Cutting back on the bowel irrigation didn’t go as smoothly as expected. MB stopped eating as much and was sleeping through the night, which was worrying in her case. At one point, her stomach was so distended that we had to do the bowel irrigation early. Then, at a follow-up appointment, the doctor informed us that after reviewing the biopsy, it was, in fact, positive. Our Miracle Baby did have Hirschsprung’s disease. We had come to terms with this at the hospital, but after spending the subsequent weeks thinking otherwise, receiving the diagnosis again was a fresh shock.

The good news

The good news is that things could be worse. According to WebMD, “Though the disease can be deadly, modern medicine is able to fix the problem with surgery, and children who have been treated can live normal, healthy lives.” The only way I’ve been keeping my sanity through all this is by repeating the last part of that sentence like a mantra.

We went back to the hospital last week to meet with the surgery and anesthesiology teams and make a plan. Thankfully, MB’s case is not so severe that she needs a stoma, so she will hopefully only need one surgery. The 3-hour operation involves removing the affected part of her large intestine, and it will occur when she’s around 4-5 months old. After that, she will hopefully be ‘cured’, and we can stop doing the twice-daily bowel flushes.

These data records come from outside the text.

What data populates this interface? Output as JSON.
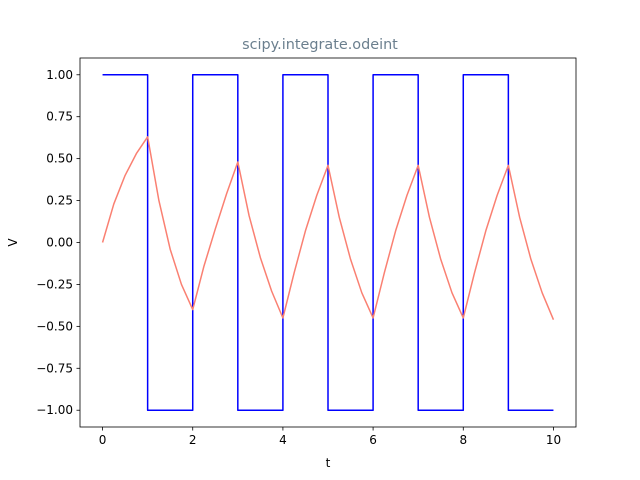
{
  "chart_data": {
    "type": "line",
    "title": "scipy.integrate.odeint",
    "title_color": "#6b7f8e",
    "xlabel": "t",
    "ylabel": "V",
    "xlim": [
      -0.5,
      10.5
    ],
    "ylim": [
      -1.1,
      1.1
    ],
    "x_ticks": [
      0,
      2,
      4,
      6,
      8,
      10
    ],
    "x_tick_labels": [
      "0",
      "2",
      "4",
      "6",
      "8",
      "10"
    ],
    "y_ticks": [
      -1.0,
      -0.75,
      -0.5,
      -0.25,
      0.0,
      0.25,
      0.5,
      0.75,
      1.0
    ],
    "y_tick_labels": [
      "−1.00",
      "−0.75",
      "−0.50",
      "−0.25",
      "0.00",
      "0.25",
      "0.50",
      "0.75",
      "1.00"
    ],
    "grid": false,
    "legend": "none",
    "series": [
      {
        "color": "#0000ff",
        "step": true,
        "x": [
          0,
          1,
          1,
          2,
          2,
          3,
          3,
          4,
          4,
          5,
          5,
          6,
          6,
          7,
          7,
          8,
          8,
          9,
          9,
          10
        ],
        "y": [
          1,
          1,
          -1,
          -1,
          1,
          1,
          -1,
          -1,
          1,
          1,
          -1,
          -1,
          1,
          1,
          -1,
          -1,
          1,
          1,
          -1,
          -1
        ]
      },
      {
        "color": "#fa8072",
        "x": [
          0,
          0.25,
          0.5,
          0.75,
          1.0,
          1.25,
          1.5,
          1.75,
          2.0,
          2.25,
          2.5,
          2.75,
          3.0,
          3.25,
          3.5,
          3.75,
          4.0,
          4.25,
          4.5,
          4.75,
          5.0,
          5.25,
          5.5,
          5.75,
          6.0,
          6.25,
          6.5,
          6.75,
          7.0,
          7.25,
          7.5,
          7.75,
          8.0,
          8.25,
          8.5,
          8.75,
          9.0,
          9.25,
          9.5,
          9.75,
          10.0
        ],
        "y": [
          0.0,
          0.23,
          0.4,
          0.53,
          0.63,
          0.25,
          -0.04,
          -0.25,
          -0.4,
          -0.14,
          0.08,
          0.29,
          0.48,
          0.16,
          -0.09,
          -0.29,
          -0.45,
          -0.18,
          0.07,
          0.28,
          0.46,
          0.15,
          -0.1,
          -0.3,
          -0.45,
          -0.18,
          0.07,
          0.28,
          0.46,
          0.15,
          -0.1,
          -0.3,
          -0.45,
          -0.18,
          0.07,
          0.28,
          0.46,
          0.15,
          -0.1,
          -0.3,
          -0.46
        ]
      }
    ]
  }
}
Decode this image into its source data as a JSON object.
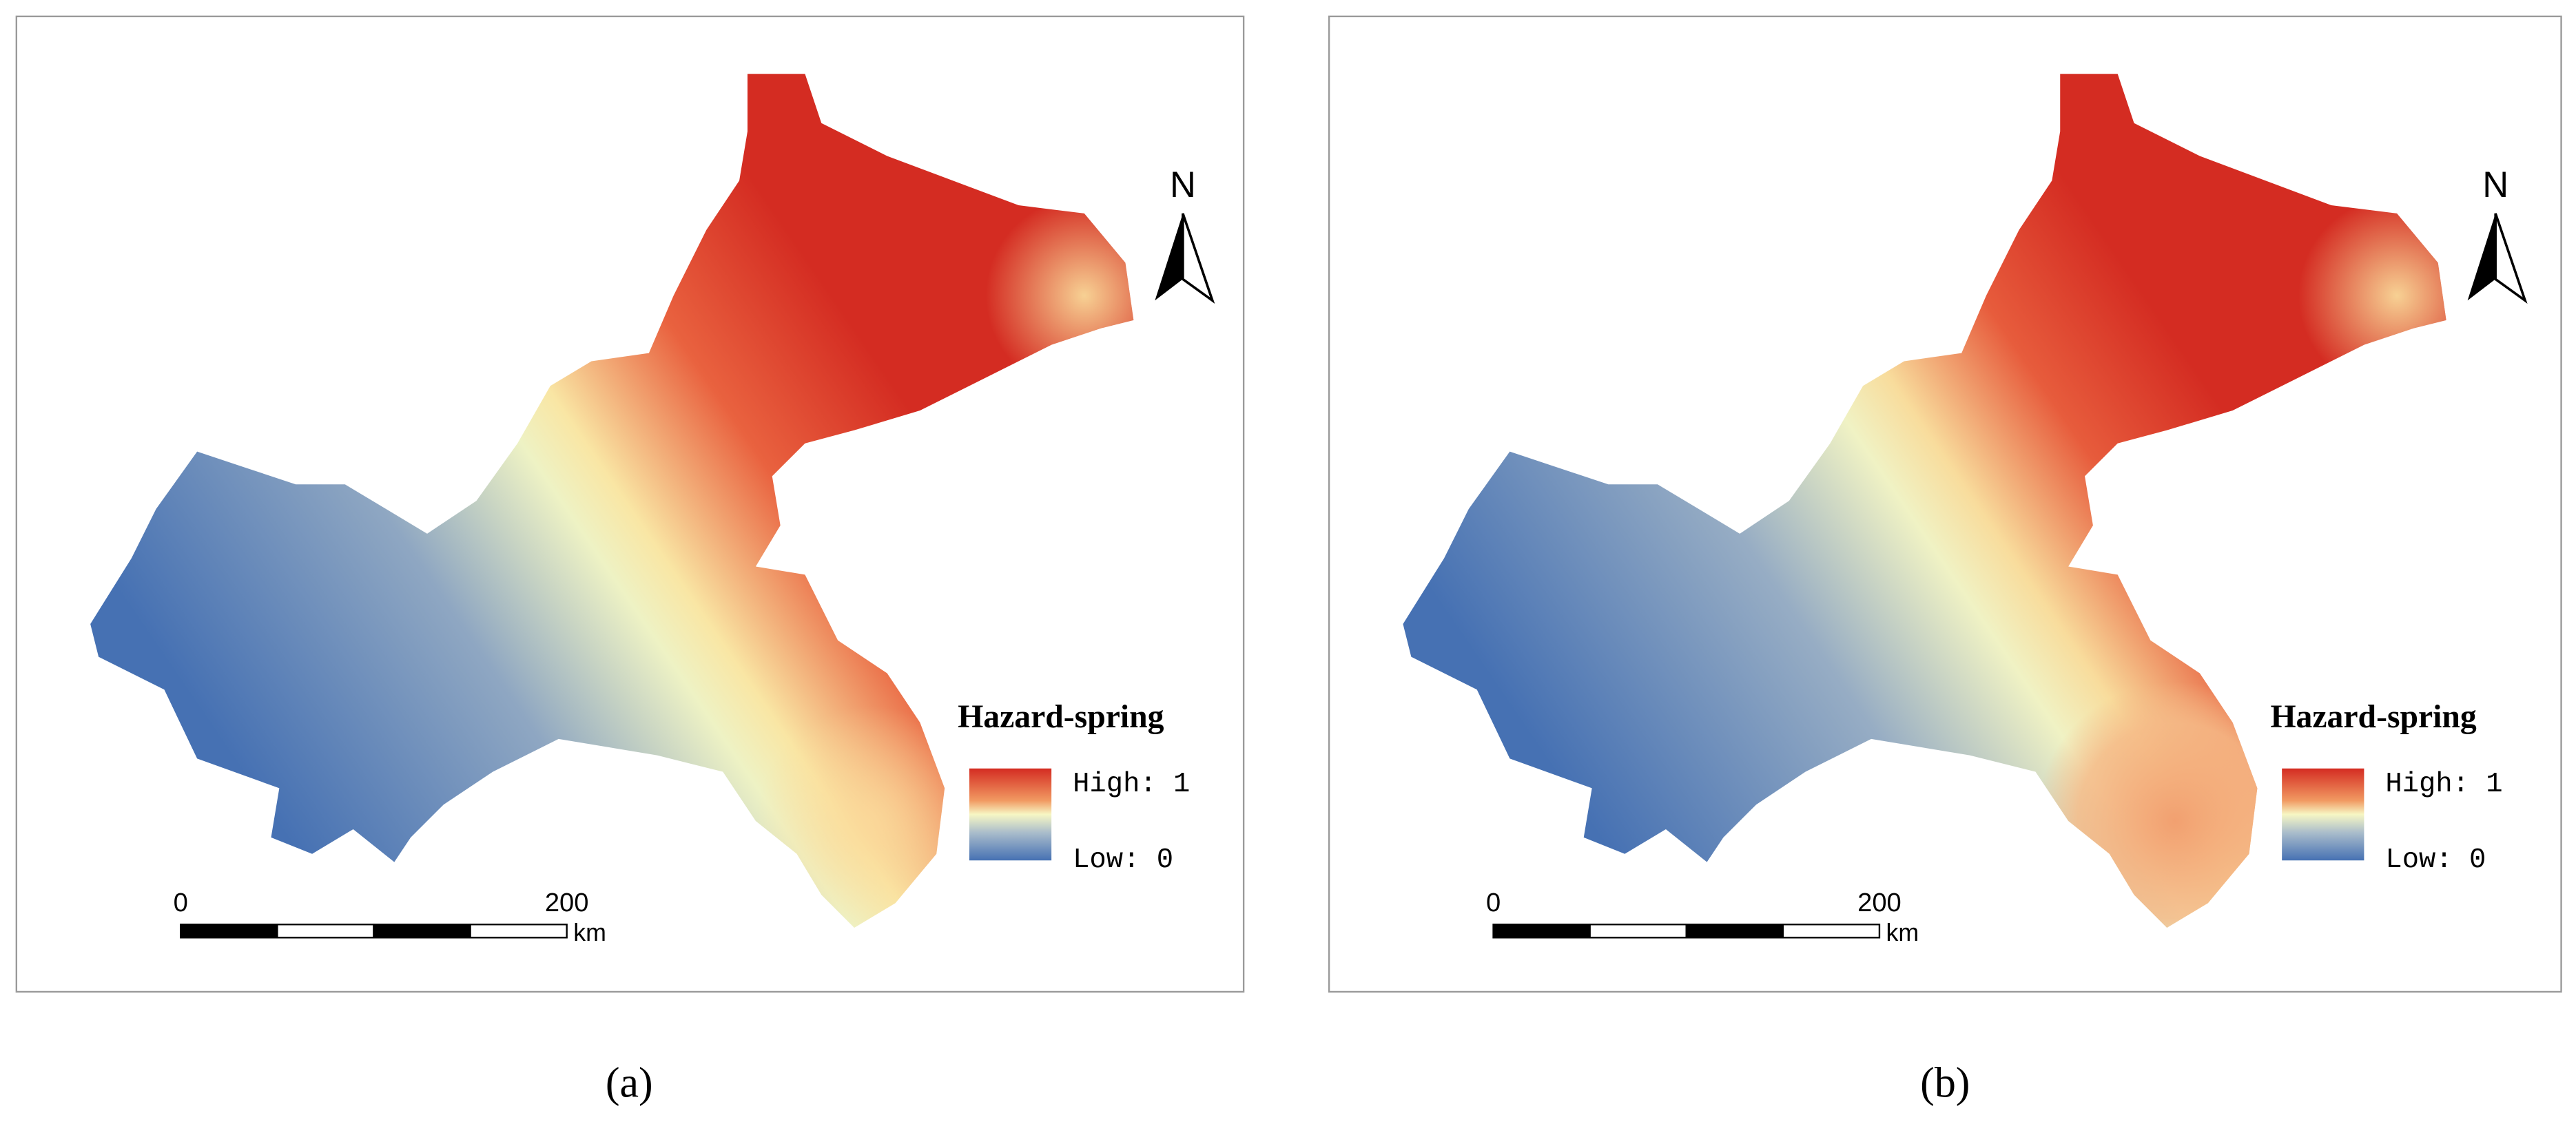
{
  "panels": [
    {
      "caption": "(a)",
      "north": "N",
      "legend_title": "Hazard-spring",
      "legend_high": "High: 1",
      "legend_low": "Low: 0",
      "scale_labels": [
        "0",
        "200"
      ],
      "scale_unit": "km"
    },
    {
      "caption": "(b)",
      "north": "N",
      "legend_title": "Hazard-spring",
      "legend_high": "High: 1",
      "legend_low": "Low: 0",
      "scale_labels": [
        "0",
        "200"
      ],
      "scale_unit": "km"
    }
  ]
}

So there you have it — the full saga of MB’s eventful first weeks. If we thought things would be smooth sailing after her multi-year, multi-person conception effort, boy were we naive! But while this has all been extremely scary/stressful, we’re still *soooo* happy that our Miracle Baby is finally here. And we can’t wait until she’s grown so we can tell her what a huge pain she was not only before birth, but also after.

xx Allie

* Lest you wonder, her Hirschsprung’s diagnosis has nothing to do with MB’s donor egg conception.

** The bowel irrigation consists of sticking a 35cm tube up MB’s butt and injecting a huge syringe of salt water. The first few times you see it, it’s terrifying.